Tujuan dialog reflektif ini adalah [1] memberikan pemahaman bersama terkait isu difabel berhadapan dengan hukum dari berbagai institusi terkait: Difabel, Organisasi difabel, LBH, pihak kepolisian, kejaksaan, pengadilan, pemerintah dengan SKPD terkait, maupun lembaga-lembaga negara baik setingkat kementrian maupun komisi-komisi nasional. [2] Menyiapkan langkah-langkah strategis yang dapat ditempuh bersama untuk memperbaiki kualitas layanan hukum bagi difabel, dan [3] Membangun kerjasama antar pemangku kepentingan yang mengurusi difabel berhadapan dengan hukum yang berguna bagi pencapaian kualitas layanan hukum bagi difabel.

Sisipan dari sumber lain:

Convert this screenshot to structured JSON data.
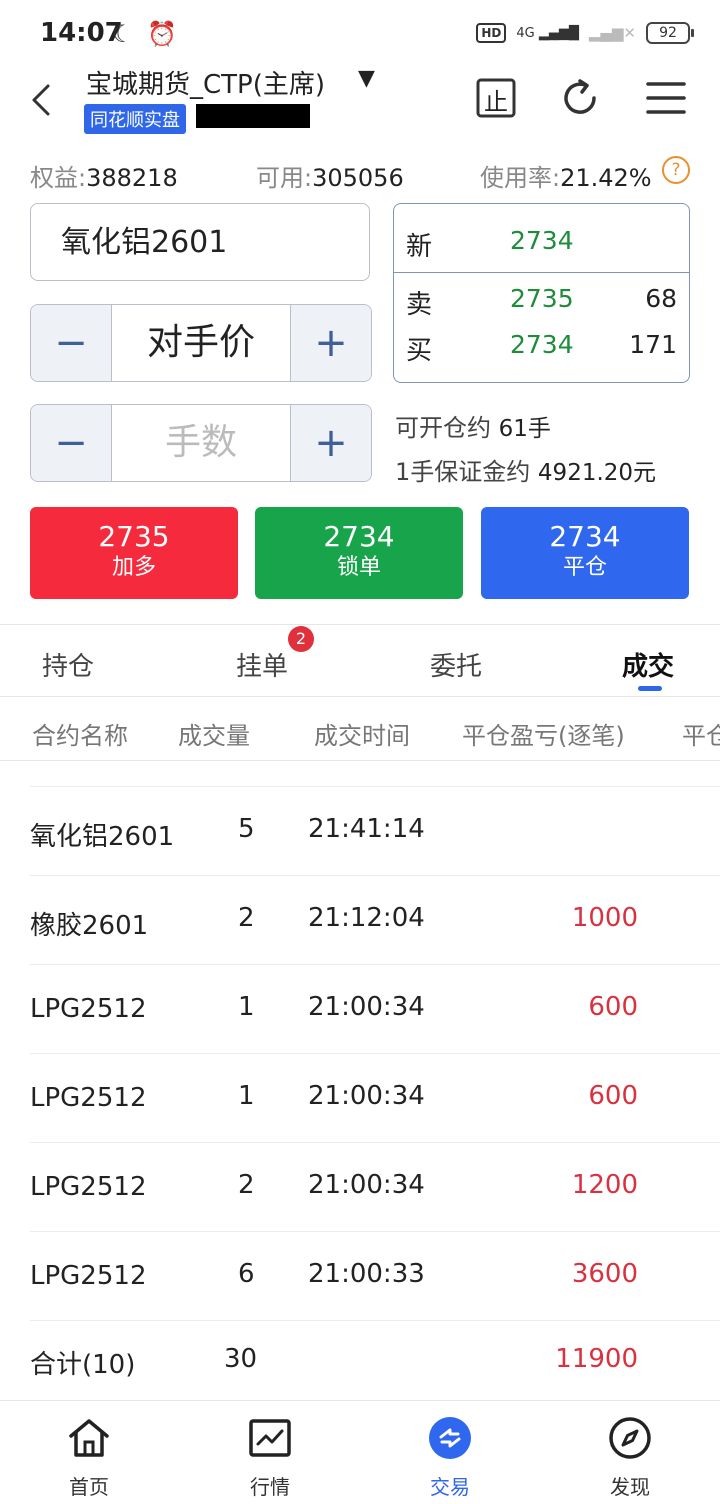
{
  "status_bar": {
    "time": "14:07",
    "signal_label": "4G",
    "battery": "92"
  },
  "header": {
    "title": "宝城期货_CTP(主席)",
    "dropdown_icon": "caret-down-icon",
    "tag": "同花顺实盘",
    "stop_label": "止"
  },
  "account": {
    "equity_label": "权益:",
    "equity_value": "388218",
    "available_label": "可用:",
    "available_value": "305056",
    "usage_label": "使用率:",
    "usage_value": "21.42%",
    "help_label": "?"
  },
  "order": {
    "contract": "氧化铝2601",
    "price_mode": "对手价",
    "quantity_placeholder": "手数",
    "minus_label": "−",
    "plus_label": "+"
  },
  "quote": {
    "last_label": "新",
    "last_price": "2734",
    "ask_label": "卖",
    "ask_price": "2735",
    "ask_volume": "68",
    "bid_label": "买",
    "bid_price": "2734",
    "bid_volume": "171"
  },
  "info": {
    "open_label": "可开仓约",
    "open_value": "61手",
    "margin_label": "1手保证金约",
    "margin_value": "4921.20元"
  },
  "actions": [
    {
      "price": "2735",
      "label": "加多",
      "color": "#f52a3c"
    },
    {
      "price": "2734",
      "label": "锁单",
      "color": "#18a44b"
    },
    {
      "price": "2734",
      "label": "平仓",
      "color": "#2f67ee"
    }
  ],
  "tabs": {
    "holdings": "持仓",
    "pending": "挂单",
    "pending_badge": "2",
    "orders": "委托",
    "trades": "成交"
  },
  "table": {
    "headers": [
      "合约名称",
      "成交量",
      "成交时间",
      "平仓盈亏(逐笔)",
      "平仓"
    ],
    "rows": [
      {
        "name": "氧化铝2601",
        "volume": "5",
        "time": "21:41:14",
        "pnl": ""
      },
      {
        "name": "橡胶2601",
        "volume": "2",
        "time": "21:12:04",
        "pnl": "1000"
      },
      {
        "name": "LPG2512",
        "volume": "1",
        "time": "21:00:34",
        "pnl": "600"
      },
      {
        "name": "LPG2512",
        "volume": "1",
        "time": "21:00:34",
        "pnl": "600"
      },
      {
        "name": "LPG2512",
        "volume": "2",
        "time": "21:00:34",
        "pnl": "1200"
      },
      {
        "name": "LPG2512",
        "volume": "6",
        "time": "21:00:33",
        "pnl": "3600"
      }
    ],
    "total": {
      "label": "合计(10)",
      "volume": "30",
      "pnl": "11900"
    }
  },
  "bottom_nav": [
    {
      "label": "首页",
      "icon": "home-icon"
    },
    {
      "label": "行情",
      "icon": "chart-icon"
    },
    {
      "label": "交易",
      "icon": "trade-icon"
    },
    {
      "label": "发现",
      "icon": "compass-icon"
    }
  ]
}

ekspedisi-difabel-ii-2-e.jpg

tim pendukung

Kami berharap Menteri Hukum dan HAM bisa menghadiri dialog ini dan menjadi pemantik dialog dengan memberikan pengantar dialog terkait kondisi penegakan hukum dan HAM bagi difabel di Indonesia. Kemudian kami akan mengatur dialog ini ke dalam dua sesi,

Dialog sesi Pertama:

1. Kapolda Sulawesi Selatan.

Tema: Pelayanan Hukum Bagi Difabel: Peran Kepolisian membangun Layanan Akses dan Bermartabat bagi Difabel.

2. Ketua HWDI Sulawesi Selatan

Tema: Bersama Paralegal Disabilitas mendorong Penegakan hukum atas penyandang disabilitas di Indonesia.

3. Ketua AJI Kota Makassar

Tema: Menelisik Pola Pemberitaan Difabel oleh Jurnalis Makassar

4. Akademisi Pusat Kajian dan Layanan Difabilitas Universitas Teknologi Sulawesi

Tema: Dinamika Kajian Disabilitas dan Advokasi Difabel di Indonesia

 

Dialog Sesi II

1. Ketua Pengadilan Negeri Makassar

Tema: Sudahkan Proses Peradilan Negeri ini Ramah Bagi Difabel?

2. Direktur LBH Makassar

Tema: Kasus-kasus Difabel: Pengalaman Pendampingan Kasus Difabel di Sulawesi Selatan

3. Direktur PerDIK

Tema: Menimbang Peran Kerja Berjejaring dalam Menegakkan keadilan bagi difabel beradapan dengan hukum.

Nah, bagi rekan-rekan yang ingin turut memeringati Hari Difabel ini di Makassar, mari bergabung pada tanggal 20 Desember 2017. Sebagai penghubung informasi, sila hubungi 085396584550 (Rahman) atau 085395978474 (Yayat).

Terima kasih atas dukungannya dan kami, Perdik mengucapkan selamat hari difabel!